Substack

Friday, August 27, 2010

Performance-based pay for teachers

Econ 101 teaches that "incentives matter", and there are numerous real-world examples of its application, none more so than with structured cash-incentives. So why not introduce performance-based pay for teachers?

A recent study of country-level performance-pay measures from the PISA-2003 (does not include India) international achievement micro data by Ludger Woessmann of the University of Munich estimated student-level international education production functions. After controlling for various cross- and within-country biases and other salary adjustments, he finds that math, science, and reading achievement scores in countries with performance-related pay are about one quarter standard deviations higher. He writes,

"The results of cross-country education production functions that extensively control for student, school, and country background factors suggest that students in countries that make use of teacher performance pay perform significantly better in math, science, and reading than students in countries that do not use teacher performance pay. The size of the association between use of performance-related pay and student achievement is about one quarter of a standard deviation on the math and reading tests and about 15 percent of a standard deviation on the science test.

Given the well-established nature of teacher bonuses in many countries, these associations are likely to capture general-equilibrium effects of performance-related pay which are likely to combine long-term incentive effects of motivating current teachers with sorting effects of changing the pool of applicants for the teaching profession."




I had blogged earlier about a study by Prof Karthik Muralidharan about evaluation of incentives-based teacher performance in 500 government primary schools in Andhra Pradesh which found that "there could be significant gains from moving to a system of hiring teachers on fixed-term contracts and then using performance measures to pay bonuses on an ongoing basis and to inform the tenure decision after a longer period of performance measurement".

I am inclined to believe that any teacher performance-based pay system, while unobjectionable at a theoretical level, may be very difficult to implement, both for political and administrative reasons, in the prevailing environment in countries like India. While it may succeed in a limited area and time, it may not yield the desired results with a more ambitious scope and pan-Indian area of implementation.

2 comments:

Rajesh said...

I too am of the opinion that it may not work out for the simple reason that there is no objective / measurable base line that could compare the set of students in different classes tutored by different teachers.....atleast the unions would say. When it comes to education, may be a teacher in a school that gets children from slum works harder than his counter part in a school in a well off colony.....Better way of improving education would be to invest in better teaching methodologies which would make it more student centered.
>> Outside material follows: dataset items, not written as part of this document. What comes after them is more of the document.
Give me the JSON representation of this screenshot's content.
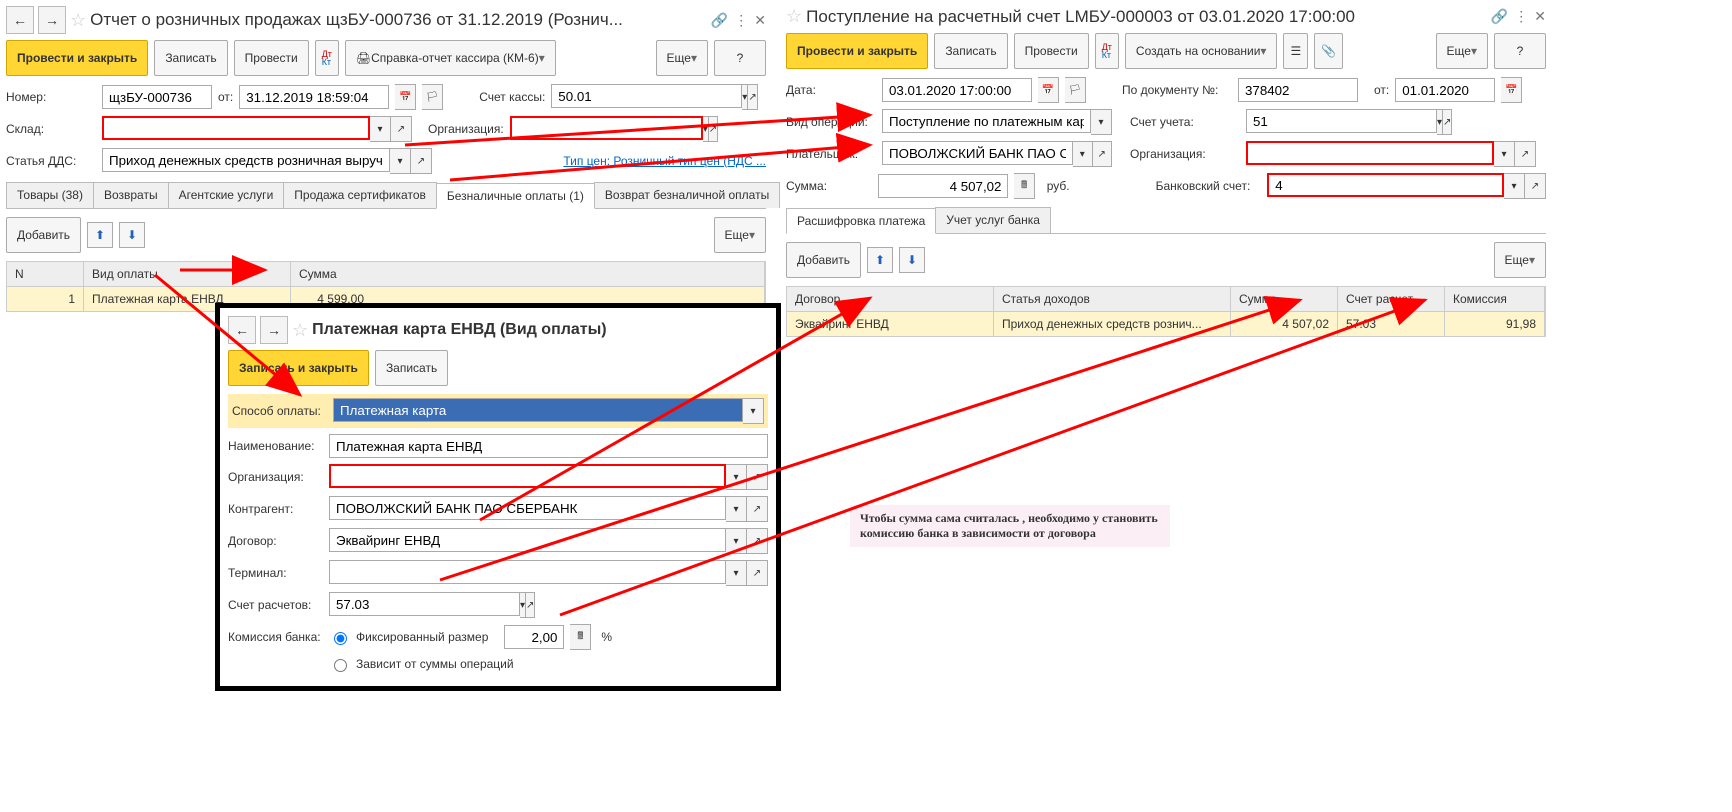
{
  "left": {
    "title": "Отчет о розничных продажах щзБУ-000736 от 31.12.2019 (Рознич...",
    "toolbar": {
      "post_close": "Провести и закрыть",
      "save": "Записать",
      "post": "Провести",
      "print": "Справка-отчет кассира (КМ-6)",
      "more": "Еще",
      "help": "?"
    },
    "fields": {
      "number_lbl": "Номер:",
      "number": "щзБУ-000736",
      "from_lbl": "от:",
      "date": "31.12.2019 18:59:04",
      "cash_lbl": "Счет кассы:",
      "cash": "50.01",
      "warehouse_lbl": "Склад:",
      "org_lbl": "Организация:",
      "dds_lbl": "Статья ДДС:",
      "dds": "Приход денежных средств розничная выручка+",
      "price_link": "Тип цен: Розничный тип цен (НДС ..."
    },
    "tabs": [
      "Товары (38)",
      "Возвраты",
      "Агентские услуги",
      "Продажа сертификатов",
      "Безналичные оплаты (1)",
      "Возврат безналичной оплаты"
    ],
    "active_tab": 4,
    "subbar": {
      "add": "Добавить",
      "more": "Еще"
    },
    "table": {
      "h_n": "N",
      "h_type": "Вид оплаты",
      "h_sum": "Сумма",
      "row": {
        "n": "1",
        "type": "Платежная карта ЕНВД",
        "sum": "4 599,00"
      }
    }
  },
  "popup": {
    "title": "Платежная карта ЕНВД (Вид оплаты)",
    "save_close": "Записать и закрыть",
    "save": "Записать",
    "method_lbl": "Способ оплаты:",
    "method": "Платежная карта",
    "name_lbl": "Наименование:",
    "name": "Платежная карта ЕНВД",
    "org_lbl": "Организация:",
    "ctr_lbl": "Контрагент:",
    "ctr": "ПОВОЛЖСКИЙ БАНК ПАО СБЕРБАНК",
    "contract_lbl": "Договор:",
    "contract": "Эквайринг ЕНВД",
    "terminal_lbl": "Терминал:",
    "terminal": "",
    "acct_lbl": "Счет расчетов:",
    "acct": "57.03",
    "comm_lbl": "Комиссия банка:",
    "r1": "Фиксированный размер",
    "comm": "2,00",
    "pct": "%",
    "r2": "Зависит от суммы операций"
  },
  "right": {
    "title": "Поступление на расчетный счет LMБУ-000003 от 03.01.2020 17:00:00",
    "toolbar": {
      "post_close": "Провести и закрыть",
      "save": "Записать",
      "post": "Провести",
      "create": "Создать на основании",
      "more": "Еще",
      "help": "?"
    },
    "fields": {
      "date_lbl": "Дата:",
      "date": "03.01.2020 17:00:00",
      "doc_lbl": "По документу №:",
      "doc": "378402",
      "from_lbl": "от:",
      "from": "01.01.2020",
      "op_lbl": "Вид операции:",
      "op": "Поступление по платежным картам",
      "acct_lbl": "Счет учета:",
      "acct": "51",
      "payer_lbl": "Плательщик:",
      "payer": "ПОВОЛЖСКИЙ БАНК ПАО СБЕРБАН",
      "org_lbl": "Организация:",
      "sum_lbl": "Сумма:",
      "sum": "4 507,02",
      "cur": "руб.",
      "bank_lbl": "Банковский счет:",
      "bank": "4"
    },
    "tabs": [
      "Расшифровка платежа",
      "Учет услуг банка"
    ],
    "active_tab": 0,
    "subbar": {
      "add": "Добавить",
      "more": "Еще"
    },
    "table": {
      "h1": "Договор",
      "h2": "Статья доходов",
      "h3": "Сумма",
      "h4": "Счет расчет...",
      "h5": "Комиссия",
      "row": {
        "c1": "Эквайринг ЕНВД",
        "c2": "Приход денежных средств рознич...",
        "c3": "4 507,02",
        "c4": "57.03",
        "c5": "91,98"
      }
    }
  },
  "annotation": "Чтобы сумма сама считалась , необходимо у становить комиссию банка в зависимости от договора"
}
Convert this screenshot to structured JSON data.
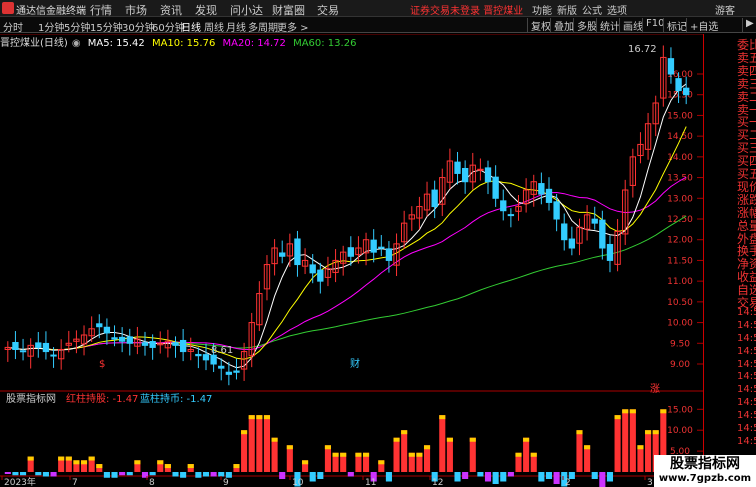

For example, may be we can make every student in a class room write the names of each and every other student in his class which would definitely ensure that he learns all alphabets and pronounces it correctly....just a thought.

Urbanomics said...

thanks for your comments...
good example, a series of such small strategies generate good learning outcomes.

measurement of learning outcomes, to a reasonable degree of approximation (and there are tools now available), is one of the biggest immediate requisites in education sector, fundamental to any interventions aimed at quality-related improvements that are necessary.